Grobe Natureingriffe verhindern
Ziemlich schwermütig besteigen wir am nächsten Vormittag die Punta della Valle und hängen unseren Gedanken beim Betrachten der einsamen Gebirgslandschaft nach. Aus den Lärchenwäldern leuchtet die Schwemmebene der Alpe Devero wie ein weißer Stern herauf. Das soll zerstört werden, einem gesichtslosen Skirummelplatz weichen? Wir hoffen auf die Widerstandskraft des Naturparks und der Naturschutzorganisationen. Seit den 1970er Jahren gab es hier immer wieder Projektideen für grobe Natureingriffe, die bisher alle verhindert werden konnten. Über die Bocchetta della Valle und den Passo Busin ließe sich zum Rifugio Miryam überwechseln. Die Punta Clogstafel liegt am Weg und erlaubt bei stabilen Verhältnissen eine wilde Abfahrt durch die Nordflanke direkt zur Hütte. Vor einigen Jahren hatte es gepasst und wir nächtigten bei Cecilia und Lorenzo im Rifugio Miryam. Sie ist Bergführerin, er Journalist. Das quirlige Paar kennt hier jeden Winkel und ist immer für einen Tipp zu haben. Ihr Refugium ist zwar weniger bekannt als das einen Katzensprung weiter westlich am Lago Vannino gelegene Rifugio Margaroli. Aber dank der großen Panoramafenster sitzt man in der Stube wie mitten in einer Schneelandschaft. Unser Blick schweift zum Ofenhorn, wo eine Skiroute vom Binntal herüberzieht.
Jetzt hält uns die Lawinengefahr von größeren Eskapaden ab. Von der Punta della Valle schwingen wir durch die weiße Prärie nach Crampiolo hinunter. Was stünde am Nachmittag an?

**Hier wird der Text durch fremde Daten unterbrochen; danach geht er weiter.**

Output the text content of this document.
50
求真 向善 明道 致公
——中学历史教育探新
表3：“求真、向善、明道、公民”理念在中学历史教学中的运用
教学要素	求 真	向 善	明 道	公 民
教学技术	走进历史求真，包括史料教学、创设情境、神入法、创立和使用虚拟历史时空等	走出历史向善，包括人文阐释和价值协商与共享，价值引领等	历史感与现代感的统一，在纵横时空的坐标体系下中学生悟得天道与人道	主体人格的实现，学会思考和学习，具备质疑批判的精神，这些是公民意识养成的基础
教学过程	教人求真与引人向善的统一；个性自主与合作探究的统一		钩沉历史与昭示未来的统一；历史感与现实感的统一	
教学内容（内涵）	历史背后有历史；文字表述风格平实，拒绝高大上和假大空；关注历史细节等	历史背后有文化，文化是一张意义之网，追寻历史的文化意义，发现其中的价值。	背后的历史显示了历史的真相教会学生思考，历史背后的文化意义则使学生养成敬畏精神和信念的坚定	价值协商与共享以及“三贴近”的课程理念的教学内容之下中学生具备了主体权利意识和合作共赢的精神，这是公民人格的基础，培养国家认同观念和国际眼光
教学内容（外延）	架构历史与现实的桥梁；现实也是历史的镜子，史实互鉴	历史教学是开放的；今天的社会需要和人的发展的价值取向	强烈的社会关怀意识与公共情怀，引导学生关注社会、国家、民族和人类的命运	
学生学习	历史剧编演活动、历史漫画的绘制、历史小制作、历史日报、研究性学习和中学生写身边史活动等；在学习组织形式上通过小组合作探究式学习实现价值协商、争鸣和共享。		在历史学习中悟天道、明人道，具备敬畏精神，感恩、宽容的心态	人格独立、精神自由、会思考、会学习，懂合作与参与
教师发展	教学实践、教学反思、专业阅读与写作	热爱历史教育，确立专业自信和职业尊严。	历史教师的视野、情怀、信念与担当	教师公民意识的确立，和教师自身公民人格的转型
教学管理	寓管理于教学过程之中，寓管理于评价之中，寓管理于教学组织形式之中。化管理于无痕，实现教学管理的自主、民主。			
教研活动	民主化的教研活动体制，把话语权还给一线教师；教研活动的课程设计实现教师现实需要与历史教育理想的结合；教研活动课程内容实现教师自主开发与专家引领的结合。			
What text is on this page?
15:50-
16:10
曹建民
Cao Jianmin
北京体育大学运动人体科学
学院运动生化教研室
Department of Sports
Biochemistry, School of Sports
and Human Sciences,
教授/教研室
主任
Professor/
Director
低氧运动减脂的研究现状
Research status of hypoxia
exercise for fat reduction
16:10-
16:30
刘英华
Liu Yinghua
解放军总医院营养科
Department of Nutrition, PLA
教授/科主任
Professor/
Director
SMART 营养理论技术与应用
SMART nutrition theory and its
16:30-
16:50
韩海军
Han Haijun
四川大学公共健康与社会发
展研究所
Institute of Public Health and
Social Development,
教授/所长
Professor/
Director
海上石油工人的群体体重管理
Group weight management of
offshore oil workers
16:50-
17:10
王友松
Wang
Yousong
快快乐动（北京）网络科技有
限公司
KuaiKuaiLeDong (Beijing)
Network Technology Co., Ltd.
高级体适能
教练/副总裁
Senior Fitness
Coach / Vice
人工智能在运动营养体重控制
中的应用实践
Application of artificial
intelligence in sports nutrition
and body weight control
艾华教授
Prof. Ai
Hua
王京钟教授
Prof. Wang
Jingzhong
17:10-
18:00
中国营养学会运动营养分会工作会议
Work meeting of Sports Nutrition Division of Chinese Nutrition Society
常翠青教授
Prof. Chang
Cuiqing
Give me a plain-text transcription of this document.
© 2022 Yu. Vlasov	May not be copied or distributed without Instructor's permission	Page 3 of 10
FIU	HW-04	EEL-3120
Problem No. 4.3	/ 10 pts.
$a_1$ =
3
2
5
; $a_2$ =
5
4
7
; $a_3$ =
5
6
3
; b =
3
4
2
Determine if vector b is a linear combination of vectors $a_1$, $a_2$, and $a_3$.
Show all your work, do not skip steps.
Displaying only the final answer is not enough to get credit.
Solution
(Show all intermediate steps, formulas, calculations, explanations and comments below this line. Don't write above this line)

Vielleicht eine Schneeschuhtour über den zugefrorenen Lago di Devero. Oder einfach nur die Seele baumeln lassen und vom Liegestuhl den herabdonnernden Lawinen zuschauen? Es scheint, als müsse man sich selbst dabei beeilen, den besonderen alpinen Charakter der Alpe Devero zu erleben. Wer weiß, wie lange dieser so erhalten bleibt.